TEMPO art Announces 3 Temporary Art Projects in Portland for Summer 2017

Judith Hoffman's "The American Dream", installed in Lincoln Park, Portland, ME. TEMPOart is asking three artists to reinterpret the concept of the American dream and its relevance through three temporary public art projects this summer. Judith Hoffman's "The American Dream", installed in Lincoln Park, Portland, ME. TEMPOart is asking three artists to reinterpret the concept of the American dream and its relevance through three temporary public art projects this summer.

TEMPOart, an organization bringing temporary public art projects to Portland, has announced a summer line-up of work by three Portland-based artists, John Sundling, Christina Bechstein, and Christian Aaron Prasch.

UNDER REVIEW asks artists to “respond to the relevance and meaning of the ‘American dream’ in today’s socio-political climate, and to commemorate the one-year anniversary of TEMPOart’s inaugural project in Lincoln Park, Judith Hoffman’s The American Dream, which will remain on view through the summer.”

Sundling, Bechstein, and Prasch were selected by a panel of local arts professionals including Stephen Benenson, Rachael Harkness, and Justin Levesque. Each artist will be installing and exhibiting their work for one month this summer.

The initial proposals for the projects are below. We’re looking forward to seeing how each of these artists activate public space and how they’ll be able to engage audiences in a more rigorous discussion of what the “American dream” means today.

JOHN SUNDLING

In June, John Sundling will address the original boundary of Lincoln Park, as it was before the existing communities were razed to make way for Franklin Street. Sundling is interested in exploring these lost physical and social spaces via the visual language of temporary sculpture and ephemeral materials.

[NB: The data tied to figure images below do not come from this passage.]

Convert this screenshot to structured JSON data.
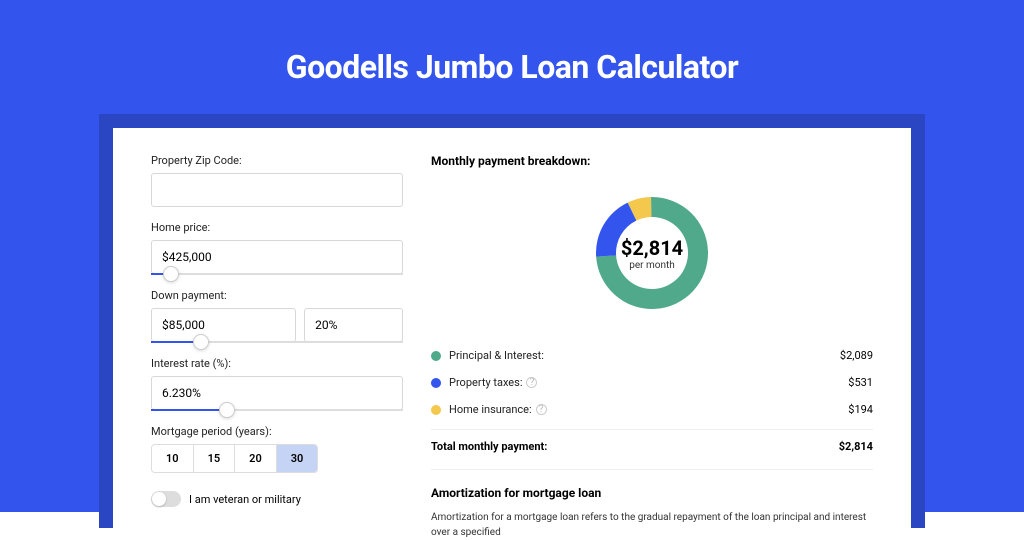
{
  "page": {
    "title": "Goodells Jumbo Loan Calculator",
    "bg_color": "#3355ee",
    "card_wrap_color": "#2a46c2",
    "card_color": "#ffffff"
  },
  "form": {
    "zip": {
      "label": "Property Zip Code:",
      "value": ""
    },
    "home_price": {
      "label": "Home price:",
      "value": "$425,000",
      "slider_pct": 8
    },
    "down_payment": {
      "label": "Down payment:",
      "amount": "$85,000",
      "percent": "20%",
      "slider_pct": 20
    },
    "interest": {
      "label": "Interest rate (%):",
      "value": "6.230%",
      "slider_pct": 30
    },
    "period": {
      "label": "Mortgage period (years):",
      "options": [
        "10",
        "15",
        "20",
        "30"
      ],
      "selected": "30"
    },
    "veteran": {
      "label": "I am veteran or military",
      "checked": false
    }
  },
  "breakdown": {
    "title": "Monthly payment breakdown:",
    "center_amount": "$2,814",
    "center_sub": "per month",
    "donut": {
      "type": "donut",
      "radius": 56,
      "thickness": 20,
      "slices": [
        {
          "label": "Principal & Interest:",
          "value": "$2,089",
          "num": 2089,
          "color": "#4fa98a",
          "info": false
        },
        {
          "label": "Property taxes:",
          "value": "$531",
          "num": 531,
          "color": "#3355ee",
          "info": true
        },
        {
          "label": "Home insurance:",
          "value": "$194",
          "num": 194,
          "color": "#f3c84c",
          "info": true
        }
      ],
      "total_label": "Total monthly payment:",
      "total_value": "$2,814"
    }
  },
  "amortization": {
    "title": "Amortization for mortgage loan",
    "text": "Amortization for a mortgage loan refers to the gradual repayment of the loan principal and interest over a specified"
  }
}
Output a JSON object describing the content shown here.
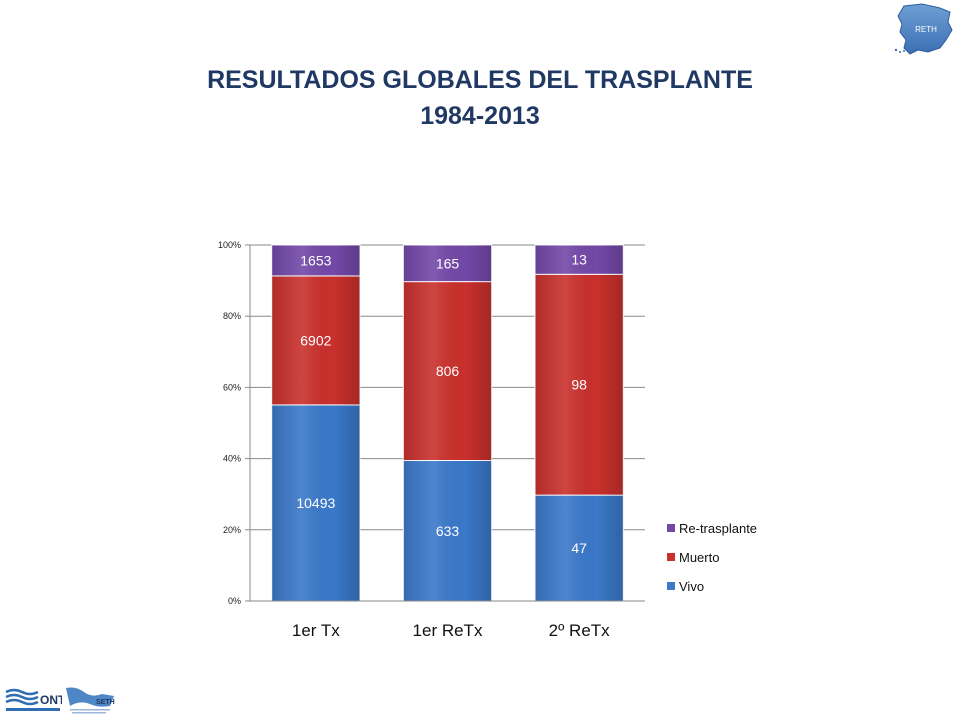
{
  "slide": {
    "title_line1": "RESULTADOS GLOBALES DEL TRASPLANTE",
    "title_line2": "1984-2013"
  },
  "logos": {
    "top_right": "RETH",
    "bottom_left_1": "ONT",
    "bottom_left_2": "SETH"
  },
  "chart_data": {
    "type": "bar",
    "stacked": "percent",
    "categories": [
      "1er Tx",
      "1er ReTx",
      "2º ReTx"
    ],
    "series": [
      {
        "name": "Vivo",
        "values": [
          10493,
          633,
          47
        ],
        "color": "#3a78c9"
      },
      {
        "name": "Muerto",
        "values": [
          6902,
          806,
          98
        ],
        "color": "#c9302c"
      },
      {
        "name": "Re-trasplante",
        "values": [
          1653,
          165,
          13
        ],
        "color": "#7348a8"
      }
    ],
    "y_ticks": [
      "0%",
      "20%",
      "40%",
      "60%",
      "80%",
      "100%"
    ],
    "ylim": [
      0,
      100
    ],
    "grid": true,
    "legend_position": "right"
  }
}
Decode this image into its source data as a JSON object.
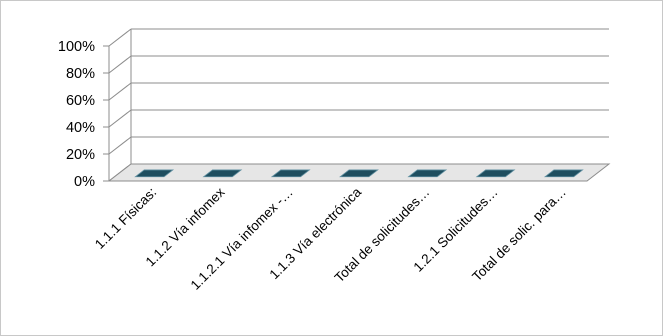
{
  "chart_data": {
    "type": "bar",
    "style": "3d-clustered-column",
    "categories": [
      "1.1.1 Físicas:",
      "1.1.2 Vía infomex",
      "1.1.2.1 Vía infomex -…",
      "1.1.3 Vía electrónica",
      "Total de solicitudes…",
      "1.2.1 Solicitudes…",
      "Total de solic. para…"
    ],
    "series": [
      {
        "values": [
          0,
          0,
          0,
          0,
          0,
          0,
          0
        ]
      }
    ],
    "ylim": [
      0,
      1
    ],
    "yticks": [
      0,
      0.2,
      0.4,
      0.6,
      0.8,
      1.0
    ],
    "ytick_labels": [
      "0%",
      "20%",
      "40%",
      "60%",
      "80%",
      "100%"
    ],
    "grid": true,
    "legend": "none",
    "colors": {
      "bar_top": "#1f4e5f",
      "bar_side": "#2d6a80",
      "floor": "#e6e6e6",
      "grid": "#8c8c8c"
    }
  }
}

Sundling is an artist and designer, working in diverse disciplines including floristry, set design, sculpture, curation, and custom fabrication. His sculptural work has primarily been large-scale, often outdoors with an emphasis on the effects of time and nature on the pieces. Sundling is most interested in the blurry edges of his practices and how they inform each other.

CHRISTINA BECHSTEIN

In July, Christina Bechstein will collaborate with gardeners, neighbors and friends from all over the world at the Boyd Street Community Garden and Cultivating Community. She will gather drawings, recipes, and growing patterns from diverse voices to create an aesthetic landscape to remind us of the importance of tending to our earth and our collective dreams.

Bechstein is an artist, mother and educator who has taught in art, design, and architecture programs across the United States. Her art practice is interdisciplinary and collaborative in nature, encompassing and overlapping such fields as social sculpture, large scale community-based public art, activism, sculpture, textiles, film and performance.

CHRISTIAN AARON PRASCH

In August, Christian Aaron Prasch will install an interactive sculpture in Post Office Park that occupies the space as either a wall or a community gathering space. The artist will create an arena that spurs us to consider together how we should utilize our resources.

Prasch is a design professional in the Engineering and Infrastructure Group at the Portland Amec Foster Wheeler office. He has worked in Los Angeles with Michael Maltzan Architects, ProtoHomes, Design Hunter LA, and Kim Lewis Designs, and earned his Master’s degree from Columbia’s Graduate School of Architecture, Planning and Preservation. Prasch strives to instigate constructive interaction and community relationships through his design, and he treats play and experimentation as his most important tools for developing and realizing his work.